# Proving K/F is Separable Extension

• Palindrom
In summary, the student is trying to find F automorphisms of K, but is having trouble doing so because E/F is separable.
Palindrom
Hi all,

Suppose E/F and K/E are finite separable extensions. Prove: K/F is a separable extension.

I tried, but I'm stuck again. (Have you noticed I have one like this every week? And it seems I'm the only one that's even trying to submit these H.W. weekly...).

Anyway, that was my direction: Given $$$\theta \in K$$$, I know that $$$\mu _\theta \left( x \right)$$$ (the minimal polynomial over E) is separable. What I need to prove is that $$$\hat \mu _\theta \left( x \right)$$$, which is the minimal polynomial over F, is separable.
I know that $$$\mu '_\theta \left( x \right) \ne 0$$$, since $$$\mu _\theta \left( x \right)$$$is separable and therefore $$$\left( {\mu ,\mu '} \right) = 1$$$. I now need to prove that $$$\hat \mu '_\theta \left( x \right) \ne 0$$$.
...
Tried all kinds of things, didn't get me far though... Any hints would be appreciated.

didnt i already answer this in some detail a day or 2 ago? i.e. use the connection between separability, degree, and number of automorphisms.

It was something else back then (the extension E(a) when a is separable over E is separable. Here a is separable over a separable extension of E). But I think your hint might have just solved my question anyway.
Thanks a lot! (And sorry for all the trouble I'm causing you with this class. But I love it! It really is a fascinating class. I'm actually the only one, almost, that tries to solve the questions he publishes).
I'm starting to get the hang of this separable thing though. You might have noticed that's what causing me the most trouble...

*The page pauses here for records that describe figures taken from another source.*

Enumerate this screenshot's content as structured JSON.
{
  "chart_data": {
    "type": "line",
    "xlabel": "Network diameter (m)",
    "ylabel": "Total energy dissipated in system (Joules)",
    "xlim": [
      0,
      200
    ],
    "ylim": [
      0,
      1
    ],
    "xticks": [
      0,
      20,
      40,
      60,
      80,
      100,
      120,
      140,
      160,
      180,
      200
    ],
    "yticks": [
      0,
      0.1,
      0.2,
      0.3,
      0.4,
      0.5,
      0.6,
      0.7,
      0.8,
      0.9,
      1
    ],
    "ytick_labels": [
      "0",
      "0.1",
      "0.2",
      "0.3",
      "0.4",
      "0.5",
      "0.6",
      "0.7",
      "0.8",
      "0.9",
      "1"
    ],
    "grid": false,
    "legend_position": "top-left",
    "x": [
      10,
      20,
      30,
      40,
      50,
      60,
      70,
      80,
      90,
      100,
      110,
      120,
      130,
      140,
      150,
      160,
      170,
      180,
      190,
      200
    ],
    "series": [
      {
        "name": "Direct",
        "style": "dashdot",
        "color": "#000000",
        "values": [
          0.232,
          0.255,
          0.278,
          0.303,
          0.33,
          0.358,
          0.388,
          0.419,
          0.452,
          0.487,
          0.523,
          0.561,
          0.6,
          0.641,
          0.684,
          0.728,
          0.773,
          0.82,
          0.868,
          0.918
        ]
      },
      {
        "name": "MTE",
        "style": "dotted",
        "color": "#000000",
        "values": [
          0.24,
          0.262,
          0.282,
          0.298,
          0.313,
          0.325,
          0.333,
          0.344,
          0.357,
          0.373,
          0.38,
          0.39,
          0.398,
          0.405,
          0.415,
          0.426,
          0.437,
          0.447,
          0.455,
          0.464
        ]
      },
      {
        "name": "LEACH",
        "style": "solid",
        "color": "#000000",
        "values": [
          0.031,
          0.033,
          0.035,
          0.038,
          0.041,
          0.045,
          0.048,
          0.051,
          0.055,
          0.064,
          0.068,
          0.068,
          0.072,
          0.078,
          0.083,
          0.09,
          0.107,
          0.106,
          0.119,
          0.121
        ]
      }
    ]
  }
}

O.K., reached a new block.

Given an E automorphism of K, I want to find [E:F] F automorphisms of K, right?
Now I already have [E:F] F automorphisms of E, since E/F is separable- but that doesn't allow me to expand the definition of my E automorphism of K. The natural way to expand it wouldn't give me even a homomorphism. (I've just checked).
So where's the catch? How can I find [K:F] F automorphisms of K?

## 1. What is a separable extension in the context of field theory?

A separable extension in field theory is a type of field extension where the minimal polynomial of an element in the extension field has no repeated roots. In other words, the minimal polynomial can be factored into distinct linear factors in the base field.

## 2. Why is it important to prove that a field extension is separable?

Proving that a field extension is separable is important because it guarantees that the extension is a normal extension, which means that every irreducible polynomial in the base field has all of its roots in the extension field. This is a fundamental property of field extensions that allows for the use of Galois theory and other important techniques in abstract algebra.

## 3. How do you prove that a field extension is separable?

To prove that a field extension K/F is separable, we need to show that every irreducible polynomial in F[x] has all of its roots in K. This can be done by using the fact that a polynomial is separable if and only if its derivative is relatively prime to the polynomial itself. Therefore, we can check if the derivative of each irreducible polynomial is relatively prime to the polynomial itself, and if so, we can conclude that the extension is separable.

## 4. Can a field extension be both separable and inseparable?

No, a field extension cannot be both separable and inseparable. This is because these two properties are mutually exclusive - a field extension is either separable or inseparable. If a field extension is separable, then it cannot be inseparable, and vice versa.

## 5. Are all finite field extensions separable?

Yes, all finite field extensions are separable. This is a result of the fact that every finite extension is algebraic, and every algebraic extension is separable. Therefore, any finite field extension can be proven to be separable by showing that every irreducible polynomial in the base field has all of its roots in the extension field.